This invention relates to a bluntly pointed tongue marking tag for banded merchandise, to a composite of banded merchandise with the bluntly pointed tongue marker affixed thereto, and to a method for affixing the new bluntly pointed tongue marking tag to banded merchandise.
The banding of merchandise into clumps of the size desired by consumers is well known and widely practiced. The band may consist of rubber or twist tie or string and may be about one or more boxes or about clumps of merchandise or about rolled or folded merchandise such as a newspaper. A particularly popular and well-known practice is that of banding clumps of agricultural produce for easy handling in supply channels and attractive display to consumers.
The marking of banded clumps with the necessary information for inventory control and accuracy of processing by scanning (as at supermarket check-out counters), as well as for attractiveness of display for the consumer, has received an enormous amount of attention and has led to the development of marking tags having varied styles of hooks and varied slits and holes or openings or orifices for receiving the band material. The known varied styles of tags having hooks, however, are associated with a single orifice and cause a tag on the banded merchandise to be in an angular relationship with respect to the band. Known dual-orifice or dual-hole or dual-opening marking tags for affixing to a band about merchandise without causing an angular position for the tag with respect to the band have suffered from the problem of being difficult or tedious to affix to the band. They require the exercise of too much effort and skill and labor time to get properly fixed on the band. A still further known tag has been one that lacks holes or orifices and simply has a three-sided cut with all of the sides at right angles to each other.
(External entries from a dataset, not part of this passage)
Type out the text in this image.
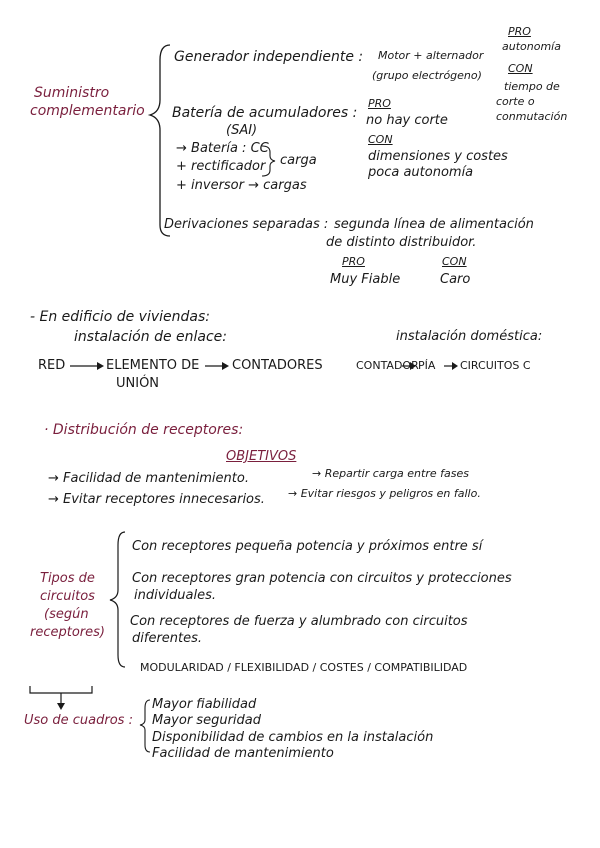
Suministro
complementario
Generador independiente : Motor + alternador
(grupo electrógeno)
PRO
autonomía
CON
tiempo de
corte o
conmutación
Batería de acumuladores :
(SAI)
PRO
no hay corte
CON
dimensiones y costes
poca autonomía
→ Batería : CC
+ rectificador
+ inversor → cargas
carga
Derivaciones separadas : segunda línea de alimentación
de distinto distribuidor.
PRO
Muy Fiable
CON
Caro
- En edificio de viviendas:
instalación de enlace:	instalación doméstica:
RED	ELEMENTO DE
UNIÓN
CONTADORES	CONTADOR PÍA CIRCUITOS C
· Distribución de receptores:
OBJETIVOS
→ Facilidad de mantenimiento.
→ Evitar receptores innecesarios.
→ Repartir carga entre fases
→ Evitar riesgos y peligros en fallo.
Tipos de
circuitos
(según
receptores)
Con receptores pequeña potencia y próximos entre sí
Con receptores gran potencia con circuitos y protecciones
individuales.
Con receptores de fuerza y alumbrado con circuitos
diferentes.
MODULARIDAD / FLEXIBILIDAD / COSTES / COMPATIBILIDAD
Uso de cuadros :
Mayor fiabilidad
Mayor seguridad
Disponibilidad de cambios en la instalación
Facilidad de mantenimiento
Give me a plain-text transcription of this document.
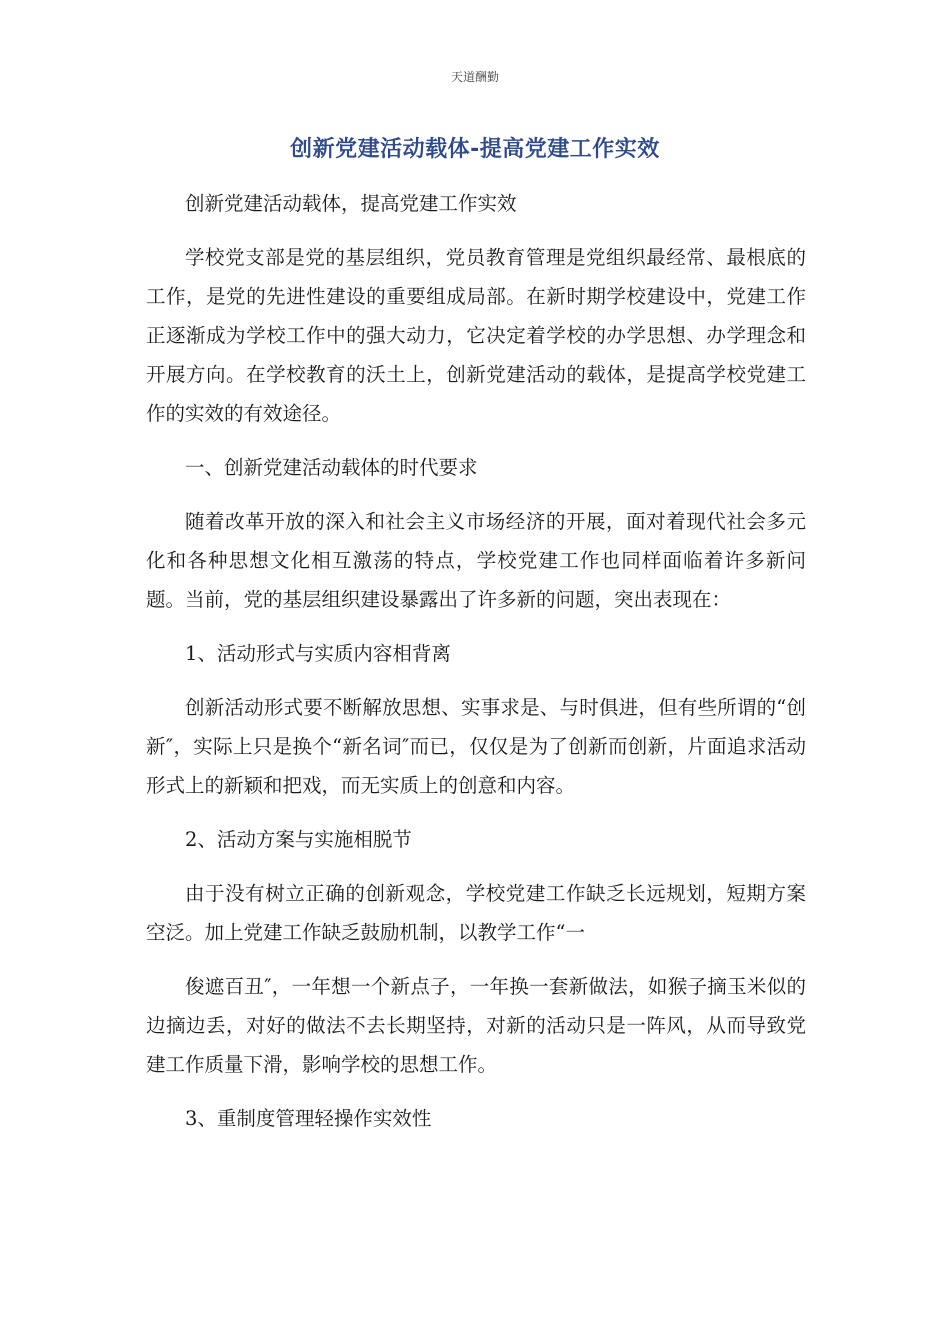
天道酬勤
创新党建活动载体-提高党建工作实效

创新党建活动载体，提高党建工作实效

学校党支部是党的基层组织，党员教育管理是党组织最经常、最根底的工作，是党的先进性建设的重要组成局部。在新时期学校建设中，党建工作正逐渐成为学校工作中的强大动力，它决定着学校的办学思想、办学理念和开展方向。在学校教育的沃土上，创新党建活动的载体，是提高学校党建工作的实效的有效途径。

一、创新党建活动载体的时代要求

随着改革开放的深入和社会主义市场经济的开展，面对着现代社会多元化和各种思想文化相互激荡的特点，学校党建工作也同样面临着许多新问题。当前，党的基层组织建设暴露出了许多新的问题，突出表现在：

1、活动形式与实质内容相背离

创新活动形式要不断解放思想、实事求是、与时俱进，但有些所谓的“创新″，实际上只是换个“新名词″而已，仅仅是为了创新而创新，片面追求活动形式上的新颖和把戏，而无实质上的创意和内容。

2、活动方案与实施相脱节

由于没有树立正确的创新观念，学校党建工作缺乏长远规划，短期方案空泛。加上党建工作缺乏鼓励机制，以教学工作“一

俊遮百丑″，一年想一个新点子，一年换一套新做法，如猴子摘玉米似的边摘边丢，对好的做法不去长期坚持，对新的活动只是一阵风，从而导致党建工作质量下滑，影响学校的思想工作。

3、重制度管理轻操作实效性
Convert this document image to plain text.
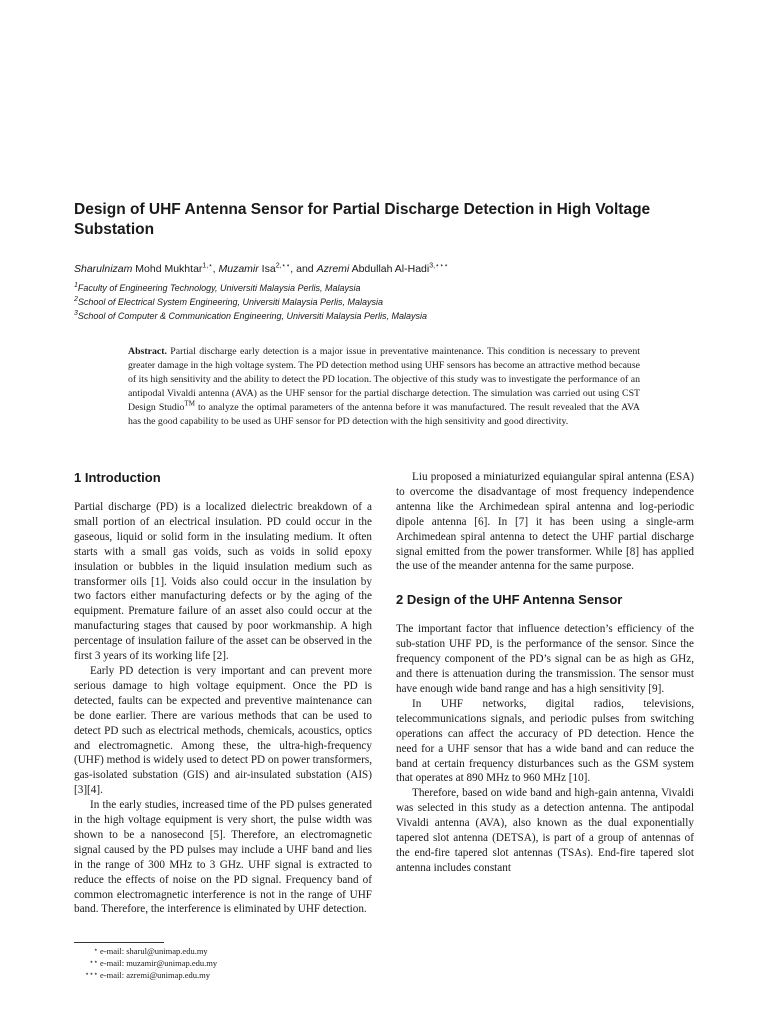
Design of UHF Antenna Sensor for Partial Discharge Detection in High Voltage Substation
Sharulnizam Mohd Mukhtar$^{1,⋆}$, Muzamir Isa$^{2,⋆⋆}$, and Azremi Abdullah Al-Hadi$^{3,⋆⋆⋆}$
$^1$Faculty of Engineering Technology, Universiti Malaysia Perlis, Malaysia
$^2$School of Electrical System Engineering, Universiti Malaysia Perlis, Malaysia
$^3$School of Computer & Communication Engineering, Universiti Malaysia Perlis, Malaysia
Abstract. Partial discharge early detection is a major issue in preventative maintenance. This condition is necessary to prevent greater damage in the high voltage system. The PD detection method using UHF sensors has become an attractive method because of its high sensitivity and the ability to detect the PD location. The objective of this study was to investigate the performance of an antipodal Vivaldi antenna (AVA) as the UHF sensor for the partial discharge detection. The simulation was carried out using CST Design Studio™ to analyze the optimal parameters of the antenna before it was manufactured. The result revealed that the AVA has the good capability to be used as UHF sensor for PD detection with the high sensitivity and good directivity.
1 Introduction

Partial discharge (PD) is a localized dielectric breakdown of a small portion of an electrical insulation. PD could occur in the gaseous, liquid or solid form in the insulating medium. It often starts with a small gas voids, such as voids in solid epoxy insulation or bubbles in the liquid insulation medium such as transformer oils [1]. Voids also could occur in the insulation by two factors either manufacturing defects or by the aging of the equipment. Premature failure of an asset also could occur at the manufacturing stages that caused by poor workmanship. A high percentage of insulation failure of the asset can be observed in the first 3 years of its working life [2].

Early PD detection is very important and can prevent more serious damage to high voltage equipment. Once the PD is detected, faults can be expected and preventive maintenance can be done earlier. There are various methods that can be used to detect PD such as electrical methods, chemicals, acoustics, optics and electromagnetic. Among these, the ultra-high-frequency (UHF) method is widely used to detect PD on power transformers, gas-isolated substation (GIS) and air-insulated substation (AIS) [3][4].

In the early studies, increased time of the PD pulses generated in the high voltage equipment is very short, the pulse width was shown to be a nanosecond [5]. Therefore, an electromagnetic signal caused by the PD pulses may include a UHF band and lies in the range of 300 MHz to 3 GHz. UHF signal is extracted to reduce the effects of noise on the PD signal. Frequency band of common electromagnetic interference is not in the range of UHF band. Therefore, the interference is eliminated by UHF detection.

Liu proposed a miniaturized equiangular spiral antenna (ESA) to overcome the disadvantage of most frequency independence antenna like the Archimedean spiral antenna and log-periodic dipole antenna [6]. In [7] it has been using a single-arm Archimedean spiral antenna to detect the UHF partial discharge signal emitted from the power transformer. While [8] has applied the use of the meander antenna for the same purpose.

2 Design of the UHF Antenna Sensor

The important factor that influence detection’s efficiency of the sub-station UHF PD, is the performance of the sensor. Since the frequency component of the PD’s signal can be as high as GHz, and there is attenuation during the transmission. The sensor must have enough wide band range and has a high sensitivity [9].

In UHF networks, digital radios, televisions, telecommunications signals, and periodic pulses from switching operations can affect the accuracy of PD detection. Hence the need for a UHF sensor that has a wide band and can reduce the band at certain frequency disturbances such as the GSM system that operates at 890 MHz to 960 MHz [10].

Therefore, based on wide band and high-gain antenna, Vivaldi was selected in this study as a detection antenna. The antipodal Vivaldi antenna (AVA), also known as the dual exponentially tapered slot antenna (DETSA), is part of a group of antennas of the end-fire tapered slot antennas (TSAs). End-fire tapered slot antenna includes constant

⋆ e-mail: sharul@unimap.edu.my
⋆⋆ e-mail: muzamir@unimap.edu.my
⋆⋆⋆ e-mail: azremi@unimap.edu.my
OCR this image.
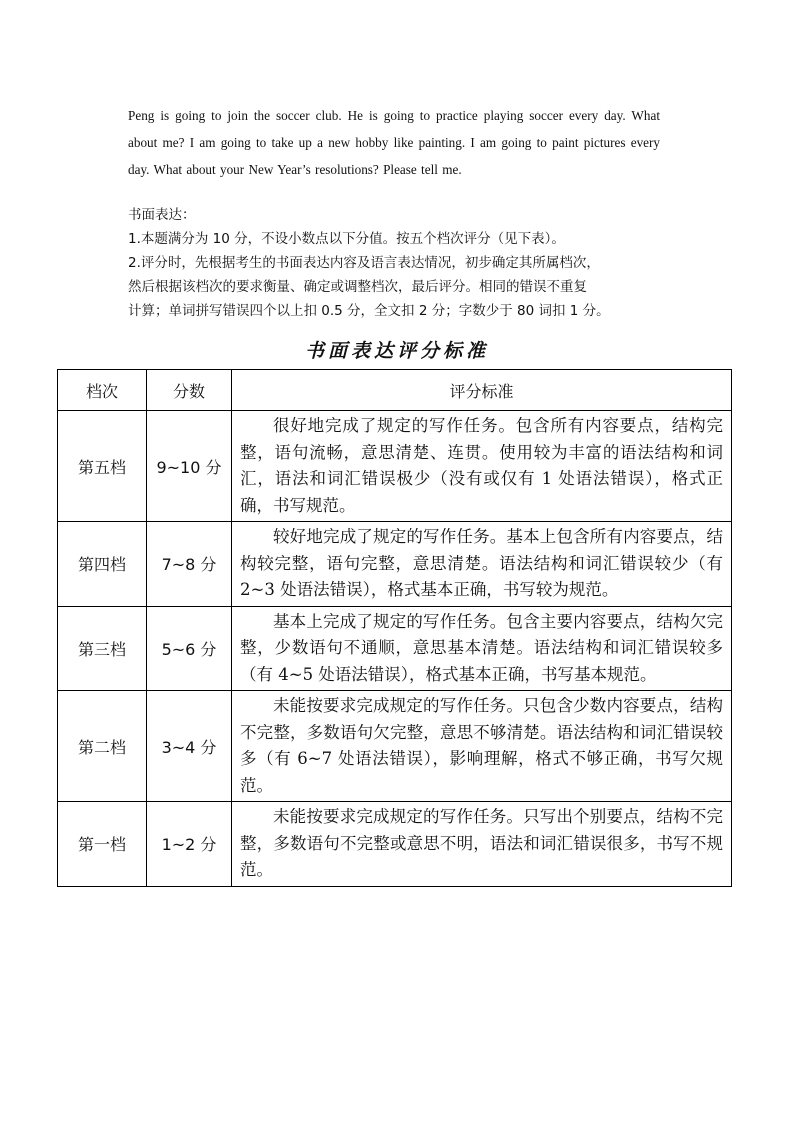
Peng is going to join the soccer club. He is going to practice playing soccer every day. What about me? I am going to take up a new hobby like painting. I am going to paint pictures every day. What about your New Year’s resolutions? Please tell me.
书面表达：
1.本题满分为 10 分，不设小数点以下分值。按五个档次评分（见下表）。
2.评分时，先根据考生的书面表达内容及语言表达情况，初步确定其所属档次，
然后根据该档次的要求衡量、确定或调整档次，最后评分。相同的错误不重复
计算；单词拼写错误四个以上扣 0.5 分，全文扣 2 分；字数少于 80 词扣 1 分。
书面表达评分标准
档次	分数	评分标准
第五档	9~10 分	很好地完成了规定的写作任务。包含所有内容要点，结构完整，语句流畅，意思清楚、连贯。使用较为丰富的语法结构和词汇，语法和词汇错误极少（没有或仅有 1 处语法错误），格式正确，书写规范。
第四档	7~8 分	较好地完成了规定的写作任务。基本上包含所有内容要点，结构较完整，语句完整，意思清楚。语法结构和词汇错误较少（有 2~3 处语法错误），格式基本正确，书写较为规范。
第三档	5~6 分	基本上完成了规定的写作任务。包含主要内容要点，结构欠完整，少数语句不通顺，意思基本清楚。语法结构和词汇错误较多（有 4~5 处语法错误），格式基本正确，书写基本规范。
第二档	3~4 分	未能按要求完成规定的写作任务。只包含少数内容要点，结构不完整，多数语句欠完整，意思不够清楚。语法结构和词汇错误较多（有 6~7 处语法错误），影响理解，格式不够正确，书写欠规范。
第一档	1~2 分	未能按要求完成规定的写作任务。只写出个别要点，结构不完整，多数语句不完整或意思不明，语法和词汇错误很多，书写不规范。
It is easily dislodged from the band about merchandise, which makes it unreliable as a marker.
The present invention solves the problem of quick tag affixation to the band about merchandise and does this in combination with maintaining at least one face of the tag in flush condition with the merchandise rather than projecting at an angle out from the band, thereby permitting scannability of the composite marked merchandise by simply grabbing the merchandise with one hand and moving it over a scanner instead of using two hands, one to grab the merchandise and the other to hold the tag while it is moved over the scanner at a check-out counter.